Andreas: Deine Spiele sind neben ihrem abgedrehtem Inhalt auch immer sehr regelarm. Empfindest du Regeln als unnötig?

Jürgen: Nein, Regeln sind nicht unnötig. Ich bin ein Anhänger der System-Matters-These und ich halte mich auch als Spielleiter an die Regeln. Verdeckt würfeln, Würfel drehen oder eigenmächtig Regeln ändern ist mir ein Graus. Da ich komplexe Systeme mit extrem taktischen oder simulationistischem Ansatz nicht mag, lag es nahe etwas mehr erzählerisches zu schreiben. Da ich mich als Spielleiter weder als Erzählonkel noch als Alleinunterhalter oder Railroader sehe, gebe ich gerne etwas Verantwortung an die Spieler ab, was mich zu Player-Empowerment führt. Ich schreibe meine Spiele, also exakt für meinen Spielstil. Jedenfalls SpacePirates ist so geschrieben, das Weltenbuch entspricht mittlerweile nicht mehr meinen vorlieben, weshalb ich SpacePirates schon immer wesentlich lieber als das Weltenbuch leite. 

Andreas: Hattest du nicht auchmal die Idee was „Großes“ zu basteln? Mit komplexen Regeln, vielen vielen Seiten Hintergrund, vielen Leuten die Mitarbeiten etc.? Ich denke hier zum Beispiel an das Projekt Seelenfänger von Jörg aus Hamburg.

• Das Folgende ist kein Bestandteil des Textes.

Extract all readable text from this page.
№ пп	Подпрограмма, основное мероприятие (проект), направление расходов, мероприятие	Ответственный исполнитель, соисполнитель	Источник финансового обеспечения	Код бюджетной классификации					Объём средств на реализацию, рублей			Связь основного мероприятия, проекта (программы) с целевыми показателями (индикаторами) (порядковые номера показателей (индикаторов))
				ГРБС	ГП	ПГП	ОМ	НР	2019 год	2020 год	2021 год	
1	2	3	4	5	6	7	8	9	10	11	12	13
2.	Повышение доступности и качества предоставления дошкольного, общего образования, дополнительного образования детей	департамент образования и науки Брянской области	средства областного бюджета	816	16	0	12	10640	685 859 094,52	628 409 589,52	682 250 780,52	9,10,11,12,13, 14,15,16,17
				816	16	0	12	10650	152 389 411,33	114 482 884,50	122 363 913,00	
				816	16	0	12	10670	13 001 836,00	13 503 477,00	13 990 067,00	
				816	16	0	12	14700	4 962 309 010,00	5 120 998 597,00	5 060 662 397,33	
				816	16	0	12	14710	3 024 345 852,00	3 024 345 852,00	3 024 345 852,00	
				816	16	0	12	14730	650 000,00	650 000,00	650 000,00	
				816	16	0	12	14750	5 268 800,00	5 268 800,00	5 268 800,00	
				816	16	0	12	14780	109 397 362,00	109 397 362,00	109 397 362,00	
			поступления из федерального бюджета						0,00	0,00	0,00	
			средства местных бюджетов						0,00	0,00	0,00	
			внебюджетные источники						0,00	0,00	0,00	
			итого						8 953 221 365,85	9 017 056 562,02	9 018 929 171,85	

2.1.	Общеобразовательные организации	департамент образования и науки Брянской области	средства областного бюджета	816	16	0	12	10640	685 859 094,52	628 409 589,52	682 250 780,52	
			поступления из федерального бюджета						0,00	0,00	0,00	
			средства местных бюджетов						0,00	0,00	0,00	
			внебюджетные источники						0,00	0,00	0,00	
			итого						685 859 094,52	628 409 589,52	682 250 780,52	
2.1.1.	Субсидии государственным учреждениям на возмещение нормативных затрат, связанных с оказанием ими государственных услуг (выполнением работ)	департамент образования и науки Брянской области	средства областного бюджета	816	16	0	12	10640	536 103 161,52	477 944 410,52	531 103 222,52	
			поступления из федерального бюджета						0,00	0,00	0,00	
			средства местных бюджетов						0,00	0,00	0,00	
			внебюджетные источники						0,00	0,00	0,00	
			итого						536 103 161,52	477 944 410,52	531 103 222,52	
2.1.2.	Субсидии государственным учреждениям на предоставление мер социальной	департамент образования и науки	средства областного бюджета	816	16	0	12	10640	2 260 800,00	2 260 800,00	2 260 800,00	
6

Jürgen: Ja, diese Idee hatte ich mit Dead-Channel, meinem ersten Projekt, was mit Pauken und Trompeten gescheitert ist. Wenn ich Rollenspiele schreibe, habe ich mittlerweile ein genaues Bild im Kopf, oder es entwickelt sich langsam, das ich nicht genau ausdrücken kann. Jedenfalls nicht zum Anfang eines Projekts, daher schreibe ich lieber alleine an meinem Rollenspiel und sammle möglichst schnell Feedback um ein klareres Bild zu bekommen. Ein großes Projekt mit vielen Autoren und damit verbundenen vielen Ideen und Ansprüchen führt dazu, dass man Kompromisse eingehen muss, wie bei jeder Teamarbeit und das führt für mich dann nicht mehr zu meinem eigentlichen Ziel. Von komplexen Regeln halte ich nicht viel, Regeln müssen so designt sein, dass sie zum geplanten Spielstil passen, ob die dann komplex oder einfach sind, ergibt sich daraus. Komplexe Regeln an sich, sind für mich kein Ziel. Zu Seelenfänger kann ich nicht viel sagen. Ich kenne Jörg von der RPC und er ist ein sympathischer Typ, der engagiert an seinem Projekt arbeitet. Aber für mich ist SpacePirates ein Projekt das groß genug ist und es hat mir persönlich immer wieder bewiesen, dass ich damit viel Spaß und viele lustige Runden haben kann und ich habe damit auch den ein oder anderen Spieler begeistern können und das ist für mich das wichtigste an meinen Projekten.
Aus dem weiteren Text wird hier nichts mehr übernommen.